WEST LEBANON — A white plane with upturned wings flew over the Connecticut River before landing with a murmur at Lebanon Municipal Airport on Friday. But its silent landing belies the noise it makes for a Vermont company seeking to disrupt a transportation arm that has so far eluded eco-friendly alternatives.
The plane that landed in western Lebanon, the battery-powered ALIA-250c, had just flown 213 km from Burlington, the headquarters of Beta Technologies, an aerospace company at the forefront of electric planes.
The ALIA had just made its first flight to an airport outside Beta’s test facilities, then stopped for its layover in Lebanon before heading to Manchester and then returning home to Burlington on Monday. A helicopter and a chase plane flew close behind to monitor its systems.
The ALIA-250c is a compact cargo aircraft with a 50 foot wingspan designed to fly up to approximately 170 mph. On Friday, it reached a top speed of around 140 mph, according to FlightAware.
The defining feature of the ALIA isn’t its speed, however; it’s its emissions and its efficiency.

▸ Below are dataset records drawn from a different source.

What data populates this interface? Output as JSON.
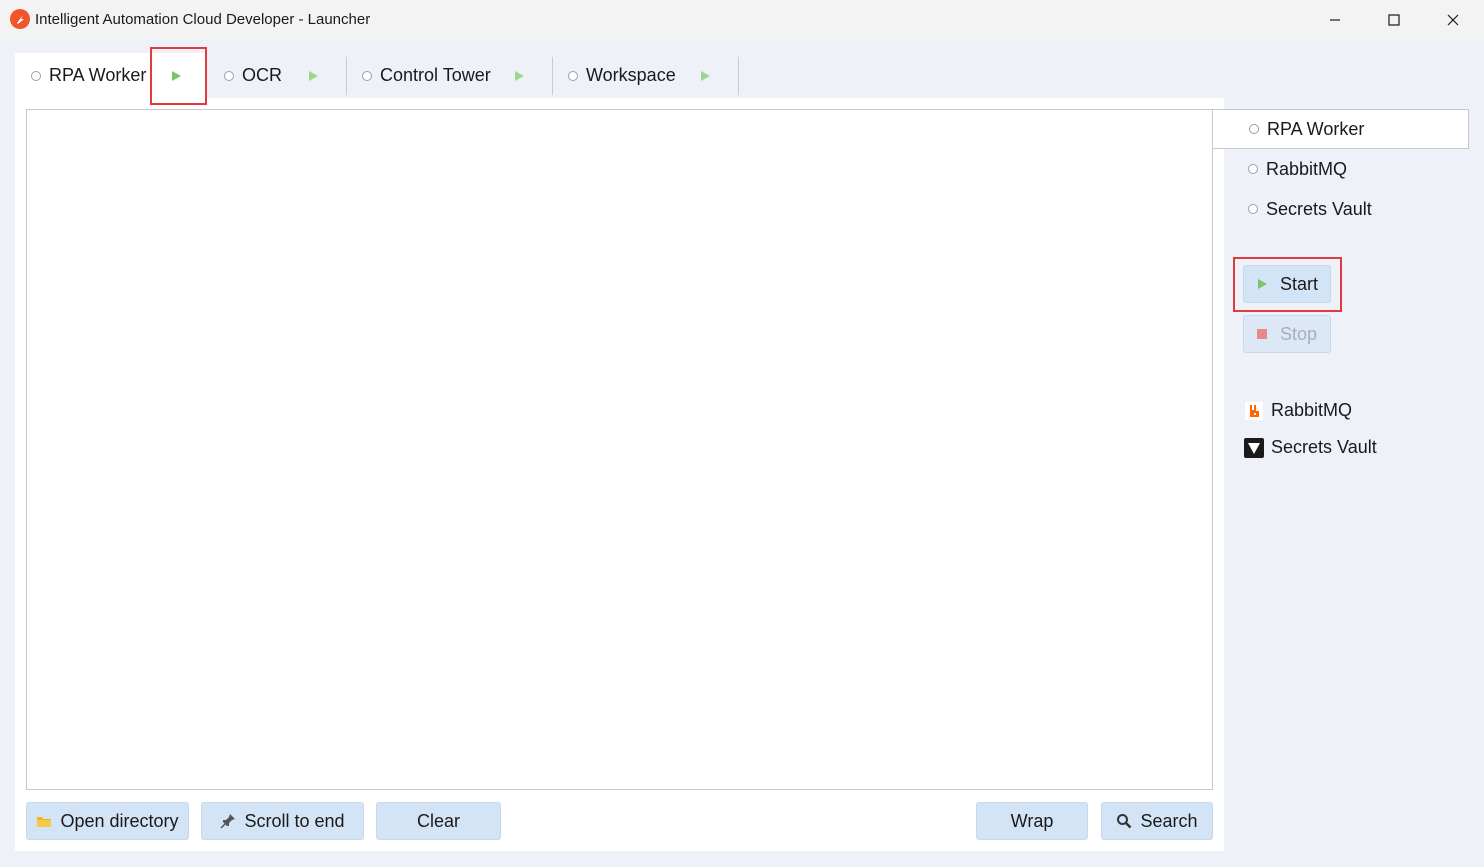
{
  "window": {
    "title": "Intelligent Automation Cloud Developer - Launcher",
    "controls": {
      "minimize": "minimize",
      "maximize": "maximize",
      "close": "close"
    }
  },
  "tabs": [
    {
      "label": "RPA Worker",
      "active": true
    },
    {
      "label": "OCR",
      "active": false
    },
    {
      "label": "Control Tower",
      "active": false
    },
    {
      "label": "Workspace",
      "active": false
    }
  ],
  "toolbar": {
    "open_directory": "Open directory",
    "scroll_to_end": "Scroll to end",
    "clear": "Clear",
    "wrap": "Wrap",
    "search": "Search"
  },
  "side_panel": {
    "services": [
      {
        "label": "RPA Worker",
        "selected": true
      },
      {
        "label": "RabbitMQ",
        "selected": false
      },
      {
        "label": "Secrets Vault",
        "selected": false
      }
    ],
    "start_label": "Start",
    "stop_label": "Stop",
    "links": [
      {
        "label": "RabbitMQ",
        "icon": "rabbitmq-icon"
      },
      {
        "label": "Secrets Vault",
        "icon": "vault-icon"
      }
    ]
  },
  "colors": {
    "accent_button": "#d4e4f7",
    "play_green": "#7cc36a",
    "stop_red": "#e88a8a",
    "highlight_red": "#e0393e",
    "app_logo": "#f0542a"
  }
}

ALIA’s designers modeled it on the Arctic tern, a slender bird that migrates from pole to pole and flies up to 6,000 miles without landing to feed or rest. The nearly 7,000-pound plane can fly 250 nautical miles before recharging in about 50 minutes. It does not require jet fuel and emits zero carbon emissions.
Beta promises to dent one of the most stubborn sources of greenhouse gas emissions.

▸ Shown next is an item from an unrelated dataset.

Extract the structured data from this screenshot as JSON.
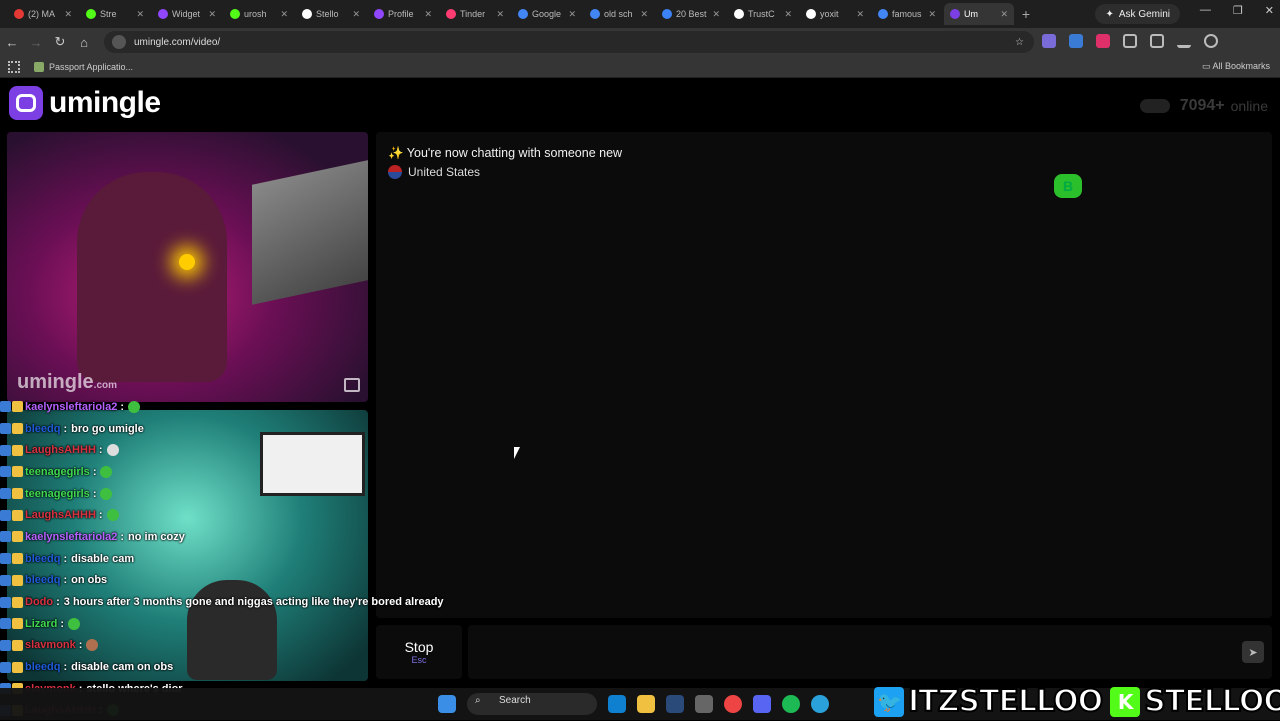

“We have solutions in cars, trucking and marine. We have no solution in aviation,” Beta founder Kyle Clark said during a presentation last year.
The Environmental Protection Agency reports that airplanes are responsible for 12% of US transportation emissions and 3% of the country’s total emissions.
And a plane is much harder to electrify than a car, in part because batteries and energy storage require heavy machinery. An electric car is significantly heavier than its petrol equivalent, but this is not an insurmountable dilemma for a land vehicle. Airplanes, however, need a lot more energy to support more weight. Airplanes also travel greater distances than cars, so their batteries need to last longer.
The beta isn’t just about saving fuel; it seeks to save space.
The ALIA developers envision it will take off and land vertically, like a helicopter, and use the air as a runway. With this design, it will require much less space than a traditional aircraft, allowing it to land in industrial facilities, cities and hospitals. One of its prototypes, which flew at beta testing facilities in Plattsburgh, NY, and Burlington, has this capability.
On Friday, however, Beta piloted “serial number 1”, which is not the case. The No. 1 made almost 200 test flights, the longest being 205 miles.
Beta promises that its “elegant redundancy” ensures safety and ease – all employees of the company are offered flight lessons.
Beta, founded in 2017, has already raised hundreds of millions of dollars from Amazon, the US Air Force and private capital. UPS has also committed to purchasing Beta’s planes and expects its first delivery of 10 planes in 2024. The small planes, which cost about $4 million each, would land and recharge at UPS shipping facilities and would help him fulfill quick deliveries and serve smaller communities. Beta’s first client was United Therapeutics, a company developing artificial organs that has funded several electric airplane startups that it hopes will one day deliver its organs.
Beta is already building a national electric charging network. Nearly 60 charging sites are online or in progress, forming a network along the Atlantic coast and across the Southeast, with another chain in upstate New York, Ohio, from Indiana and Arkansas.
Roger Sharkey, owner of West Lebanon-based Sharkey’s Helicopters, was quick to agree when Beta asked to use his equipment and personnel on his test flight. His company sells helicopter parts to Beta.
“It’s different,” Sharkey said. Its silence and its sleek and composite design struck him.
If asked again to help with a test flight, “I would do it again in a heartbeat,” he said.
Claire Potter is a member of the Report for America body. She can be reached at [email protected] or 603-727-3242.